BlockchainInteroperability

Blockchain Challenges for Healthcare


By Tara Matthews, CIO & CISO, Einstein Healthcare Network

Blockchain has been around since 1991, 17 years before it was first used in bitcoin. Since inception, it’s been touted as the solution for a myriad of business cases in a wide range of industries. The applications in healthcare were hyped as endless to the point it was almost mythical. Specifically, it could eliminate siloed medical data sets, facilitate faster medical claims processing, incentivize better clinical decision-making, provide patients with access to their own medical records, eliminate the middleman from provider legitimacy checks, standardize medical data, transparentize drug supply chain and my favorite – eliminate fraud. With all these possible applications, no wonder it appeared to be a panacea to the healthcare industry.

To gain the support needed to move forward, communicating the value of a blockchain solution must be presented in business terms. This means demonstrating the ROI with a specific use case that will solve a real problem for the organization.

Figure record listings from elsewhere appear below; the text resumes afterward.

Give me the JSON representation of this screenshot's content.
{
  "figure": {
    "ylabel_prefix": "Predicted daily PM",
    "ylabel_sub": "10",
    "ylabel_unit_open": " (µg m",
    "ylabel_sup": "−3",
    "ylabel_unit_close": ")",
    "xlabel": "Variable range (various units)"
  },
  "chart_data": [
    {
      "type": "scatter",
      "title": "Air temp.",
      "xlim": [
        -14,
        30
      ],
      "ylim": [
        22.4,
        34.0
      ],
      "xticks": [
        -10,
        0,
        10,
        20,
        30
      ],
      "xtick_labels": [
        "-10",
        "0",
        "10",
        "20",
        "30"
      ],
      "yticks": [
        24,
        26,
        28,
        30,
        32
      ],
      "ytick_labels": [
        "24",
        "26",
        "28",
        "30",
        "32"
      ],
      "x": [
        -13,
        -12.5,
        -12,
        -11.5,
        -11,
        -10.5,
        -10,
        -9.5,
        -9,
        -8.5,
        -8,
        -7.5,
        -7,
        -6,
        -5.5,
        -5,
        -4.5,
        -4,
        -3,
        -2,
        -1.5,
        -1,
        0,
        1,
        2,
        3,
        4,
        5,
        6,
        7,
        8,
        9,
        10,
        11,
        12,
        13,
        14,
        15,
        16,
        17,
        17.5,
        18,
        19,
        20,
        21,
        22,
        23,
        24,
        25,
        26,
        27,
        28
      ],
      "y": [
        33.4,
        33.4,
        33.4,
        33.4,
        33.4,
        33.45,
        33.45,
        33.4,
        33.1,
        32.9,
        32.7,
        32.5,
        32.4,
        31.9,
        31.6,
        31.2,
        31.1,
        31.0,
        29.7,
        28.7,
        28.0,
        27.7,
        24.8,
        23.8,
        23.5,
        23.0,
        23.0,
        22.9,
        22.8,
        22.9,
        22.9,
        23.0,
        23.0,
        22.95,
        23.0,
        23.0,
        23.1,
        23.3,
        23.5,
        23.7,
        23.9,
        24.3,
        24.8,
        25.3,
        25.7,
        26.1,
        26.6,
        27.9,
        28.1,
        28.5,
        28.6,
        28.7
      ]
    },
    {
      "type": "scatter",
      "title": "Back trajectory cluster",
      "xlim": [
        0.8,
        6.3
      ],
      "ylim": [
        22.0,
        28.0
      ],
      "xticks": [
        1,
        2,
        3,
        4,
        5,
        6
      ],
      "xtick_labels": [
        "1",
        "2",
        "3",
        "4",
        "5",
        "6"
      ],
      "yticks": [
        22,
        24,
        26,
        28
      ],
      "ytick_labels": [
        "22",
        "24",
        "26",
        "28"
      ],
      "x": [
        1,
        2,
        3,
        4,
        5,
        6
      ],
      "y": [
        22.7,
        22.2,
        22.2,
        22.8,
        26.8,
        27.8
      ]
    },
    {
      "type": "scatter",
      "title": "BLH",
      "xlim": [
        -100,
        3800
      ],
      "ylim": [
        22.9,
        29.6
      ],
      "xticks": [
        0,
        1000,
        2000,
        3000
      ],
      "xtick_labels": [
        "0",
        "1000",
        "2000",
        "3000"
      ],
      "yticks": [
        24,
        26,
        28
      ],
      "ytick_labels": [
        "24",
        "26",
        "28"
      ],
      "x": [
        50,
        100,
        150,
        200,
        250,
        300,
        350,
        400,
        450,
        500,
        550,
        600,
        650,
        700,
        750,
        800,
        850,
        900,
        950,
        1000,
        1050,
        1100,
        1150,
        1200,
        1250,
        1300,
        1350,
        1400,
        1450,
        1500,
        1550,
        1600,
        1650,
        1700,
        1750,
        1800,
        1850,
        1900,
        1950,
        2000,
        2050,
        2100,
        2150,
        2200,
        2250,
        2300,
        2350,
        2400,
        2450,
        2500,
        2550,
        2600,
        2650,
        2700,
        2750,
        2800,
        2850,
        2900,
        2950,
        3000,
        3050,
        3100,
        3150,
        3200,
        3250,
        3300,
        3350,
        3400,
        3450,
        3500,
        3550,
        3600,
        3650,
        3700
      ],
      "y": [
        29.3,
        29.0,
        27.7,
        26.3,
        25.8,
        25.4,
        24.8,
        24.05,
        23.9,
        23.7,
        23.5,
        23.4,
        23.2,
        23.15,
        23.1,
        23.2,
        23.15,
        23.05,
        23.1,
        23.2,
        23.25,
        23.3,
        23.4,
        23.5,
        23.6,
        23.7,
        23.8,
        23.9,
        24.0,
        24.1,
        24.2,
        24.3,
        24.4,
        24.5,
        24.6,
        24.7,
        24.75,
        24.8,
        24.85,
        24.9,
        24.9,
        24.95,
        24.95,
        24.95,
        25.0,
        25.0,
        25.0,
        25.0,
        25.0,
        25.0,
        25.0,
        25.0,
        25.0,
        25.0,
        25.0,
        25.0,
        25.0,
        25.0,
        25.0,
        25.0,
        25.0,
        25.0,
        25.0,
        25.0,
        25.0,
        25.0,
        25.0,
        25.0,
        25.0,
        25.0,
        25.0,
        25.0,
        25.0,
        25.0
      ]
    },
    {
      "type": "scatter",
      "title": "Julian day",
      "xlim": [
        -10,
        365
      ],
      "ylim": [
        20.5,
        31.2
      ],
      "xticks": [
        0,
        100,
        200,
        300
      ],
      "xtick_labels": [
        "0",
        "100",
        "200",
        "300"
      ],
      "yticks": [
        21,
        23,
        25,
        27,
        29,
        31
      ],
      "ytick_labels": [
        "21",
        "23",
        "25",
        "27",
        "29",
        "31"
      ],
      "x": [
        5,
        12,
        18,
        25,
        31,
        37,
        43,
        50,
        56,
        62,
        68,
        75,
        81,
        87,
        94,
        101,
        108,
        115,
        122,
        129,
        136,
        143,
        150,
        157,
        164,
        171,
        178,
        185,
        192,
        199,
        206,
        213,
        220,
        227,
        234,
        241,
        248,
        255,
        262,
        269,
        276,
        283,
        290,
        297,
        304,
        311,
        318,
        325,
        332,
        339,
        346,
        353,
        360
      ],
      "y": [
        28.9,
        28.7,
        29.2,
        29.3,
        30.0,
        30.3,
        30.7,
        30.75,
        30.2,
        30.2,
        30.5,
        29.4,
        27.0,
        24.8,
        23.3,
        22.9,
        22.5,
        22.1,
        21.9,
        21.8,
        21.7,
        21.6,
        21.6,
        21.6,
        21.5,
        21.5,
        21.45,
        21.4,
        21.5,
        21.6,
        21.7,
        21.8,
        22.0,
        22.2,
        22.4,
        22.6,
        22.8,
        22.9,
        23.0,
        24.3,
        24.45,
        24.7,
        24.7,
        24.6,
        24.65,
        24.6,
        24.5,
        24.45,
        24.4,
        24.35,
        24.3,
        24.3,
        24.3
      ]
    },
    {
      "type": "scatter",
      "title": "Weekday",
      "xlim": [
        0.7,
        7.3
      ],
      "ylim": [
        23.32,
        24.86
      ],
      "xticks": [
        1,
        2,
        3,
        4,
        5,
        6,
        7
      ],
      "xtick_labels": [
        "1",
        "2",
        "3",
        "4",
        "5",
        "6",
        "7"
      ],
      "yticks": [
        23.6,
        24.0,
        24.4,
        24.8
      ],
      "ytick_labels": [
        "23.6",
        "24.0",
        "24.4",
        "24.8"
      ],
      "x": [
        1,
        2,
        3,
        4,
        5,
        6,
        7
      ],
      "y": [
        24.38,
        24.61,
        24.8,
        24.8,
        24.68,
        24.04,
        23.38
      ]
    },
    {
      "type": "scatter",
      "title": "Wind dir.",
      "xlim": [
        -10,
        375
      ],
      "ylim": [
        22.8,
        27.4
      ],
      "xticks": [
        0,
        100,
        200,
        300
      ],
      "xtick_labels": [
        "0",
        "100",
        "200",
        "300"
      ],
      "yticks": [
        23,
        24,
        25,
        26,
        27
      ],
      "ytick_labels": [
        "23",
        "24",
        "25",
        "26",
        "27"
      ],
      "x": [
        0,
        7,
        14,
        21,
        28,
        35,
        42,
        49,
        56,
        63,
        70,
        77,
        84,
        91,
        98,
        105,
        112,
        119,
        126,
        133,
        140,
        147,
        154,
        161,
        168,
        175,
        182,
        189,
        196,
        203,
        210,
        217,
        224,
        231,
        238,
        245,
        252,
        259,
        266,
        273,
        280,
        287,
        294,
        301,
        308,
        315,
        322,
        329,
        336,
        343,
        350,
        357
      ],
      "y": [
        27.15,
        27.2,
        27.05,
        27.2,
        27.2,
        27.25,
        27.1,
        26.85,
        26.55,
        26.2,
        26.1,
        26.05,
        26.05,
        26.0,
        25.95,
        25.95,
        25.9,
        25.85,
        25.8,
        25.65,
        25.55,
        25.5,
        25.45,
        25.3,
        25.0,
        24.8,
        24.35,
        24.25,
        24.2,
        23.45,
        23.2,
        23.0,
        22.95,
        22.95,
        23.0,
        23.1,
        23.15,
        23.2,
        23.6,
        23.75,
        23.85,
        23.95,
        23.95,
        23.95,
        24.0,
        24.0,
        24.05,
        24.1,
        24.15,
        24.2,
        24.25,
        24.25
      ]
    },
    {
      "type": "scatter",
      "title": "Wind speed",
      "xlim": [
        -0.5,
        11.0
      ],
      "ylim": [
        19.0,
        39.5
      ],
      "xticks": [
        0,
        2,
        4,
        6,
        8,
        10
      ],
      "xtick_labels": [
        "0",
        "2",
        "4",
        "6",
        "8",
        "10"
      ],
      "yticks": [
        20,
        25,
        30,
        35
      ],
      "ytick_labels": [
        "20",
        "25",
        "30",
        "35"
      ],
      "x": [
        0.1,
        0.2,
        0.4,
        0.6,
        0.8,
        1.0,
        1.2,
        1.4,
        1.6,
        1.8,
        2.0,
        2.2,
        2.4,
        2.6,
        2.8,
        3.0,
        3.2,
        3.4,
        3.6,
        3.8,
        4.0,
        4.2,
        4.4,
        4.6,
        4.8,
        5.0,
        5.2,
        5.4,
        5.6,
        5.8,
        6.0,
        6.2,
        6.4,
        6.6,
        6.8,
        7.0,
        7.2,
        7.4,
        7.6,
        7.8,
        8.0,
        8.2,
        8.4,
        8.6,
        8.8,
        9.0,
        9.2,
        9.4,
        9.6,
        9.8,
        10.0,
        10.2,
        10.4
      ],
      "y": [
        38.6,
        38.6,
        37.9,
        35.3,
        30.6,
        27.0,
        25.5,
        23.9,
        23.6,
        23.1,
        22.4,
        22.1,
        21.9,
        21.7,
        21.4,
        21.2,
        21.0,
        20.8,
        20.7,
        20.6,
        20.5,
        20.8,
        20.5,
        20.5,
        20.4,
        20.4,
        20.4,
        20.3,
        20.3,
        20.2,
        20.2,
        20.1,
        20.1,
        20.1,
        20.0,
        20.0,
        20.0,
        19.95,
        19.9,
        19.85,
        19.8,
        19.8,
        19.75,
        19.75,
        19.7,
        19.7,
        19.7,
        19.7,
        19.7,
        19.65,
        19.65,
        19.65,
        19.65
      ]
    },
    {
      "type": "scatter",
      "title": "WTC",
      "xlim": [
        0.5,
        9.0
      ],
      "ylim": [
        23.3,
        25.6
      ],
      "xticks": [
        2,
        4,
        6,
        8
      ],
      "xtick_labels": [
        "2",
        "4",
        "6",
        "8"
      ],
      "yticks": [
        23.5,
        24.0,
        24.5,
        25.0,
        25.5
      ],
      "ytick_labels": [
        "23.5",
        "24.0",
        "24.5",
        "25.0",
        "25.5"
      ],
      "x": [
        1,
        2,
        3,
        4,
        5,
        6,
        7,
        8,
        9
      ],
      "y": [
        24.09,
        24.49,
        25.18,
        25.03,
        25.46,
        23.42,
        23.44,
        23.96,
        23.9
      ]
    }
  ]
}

Blockchain is defined as a distributed, decentralized transaction ledger owned, maintained and updated by each node. It’s a peer-to-peer system with no central authority that manages the transaction flow. The transactions themselves are added sequentially and immutably to the ledger by passing through a cryptographic tool in order to keep the transaction data a secret. This framework is what drives the passion of use for a multitude of solutions.

As with any new technology, major shifts don’t ever occur overnight, but it’s been a decade and we still haven’t experienced meaningful transformations in healthcare with tangible benefits. Blockchain has benefited other industries with improved supply chains and outdated methods in terms of accountability, traceability, and transparency. However, in healthcare, we’re still at the intersection of having a ‘hammer in search of a nail’. Even most recently, I’ve heard statements and seen whitepapers with such language as: the “potential” of blockchain, finding your use case for blockchain, and blockchain “could” be the answer. The decentralized framework to enable and support is sound; healthcare just needs to go beyond the state of concept studies and theoretical implementation ideas.

Most recently, in the pharmaceutical industry, blockchain has proven to optimize the complex process of chargebacks and adds value to the business with greater connectivity for suppliers and customers.  Another real, implemented solution set is with smart contracts in the insurance industry improving processing and automating claims related to flight delay insurance. Both of these proven solutions have 1 to 1 correlation to healthcare use cases, such as patient medical billing.

New ideas need open minds free from bias, stereotyping and subjective perception. The first thing that comes to most people’s minds when you say blockchain is cryptocurrency. Because bitcoin has been the most successful use case, the entire technology is perceived as negative. That’s a hard starting point and a tough one to overcome. Even if successful pilots or point-in-time solutions have been developed, because of the culture, it hasn’t moved out of the CTO seat to the Executive suite (CEO/COO) to support and fully implement throughout the business. If there’s not a level of trust in the technology, definition of the positive value it will bring, it will always remain with the technologist and be disregarded.

To gain the support needed to move forward, communicating the value of a blockchain solution must be presented in business terms. This means demonstrating the ROI with a specific use case that will solve a real problem for the organization. Capable of reducing or eliminating the costs associated with a current inefficient technology solution. Even better, targeting an area of high strategic relevance, where the blockchain solution can be transformative and increase market share. When you can deliver validated facts that align with organization’s interests, by extension the executive suite, then and only then will you gain the support and funding to fully implement and gain adoption. 

Acquiring and keeping funded is always a concern and challenge for any technology solution in healthcare. As blockchain continues to move at a glacial pace, new and ‘so-called’ more glamorous solutions are on the rise with ML and AI. Reminiscence to the same hope and hype of blockchain, the solution offers tangible benefits. They have already begun proving their value in healthcare and funding has started to flow into those technologies. If you haven’t previously secured budget dollars for current blockchain solutions or haven’t proven the return on investment, it will be harder to capture additional capital or ongoing operational finances to keep moving blockchain into the future. 

Lastly, there are currently no concrete or direct U.S. laws regulating blockchain technology in healthcare.  Because healthcare is such a complex industry with various influential stakeholders and an enormous amount of regulation, it makes the value proposition of blockchain much more unsettling. History shows us that without standards or benchmarks, especially in technology, it’s the wild west. No standards equate to no confidence and without benchmarks, there’s no real performance measurement. Again, since blockchain hasn’t gained momentum and if the government is quiet about blockchain, less healthcare organizations are inclined to keep advancing any possible related solutions.

Considering all the obstacles and challenges, blockchain technology may not be the savior healthcare was expecting. We need to recognize and express it’s not the panacea that will solve all your business needs. However, just because it may not be necessary to use in all of healthcare, it can still be a single point solution which provides high value. This could be the catalyst for other healthcare-related enablement’s, but it’s ultimately engagement that will shape blockchains’ future for healthcare.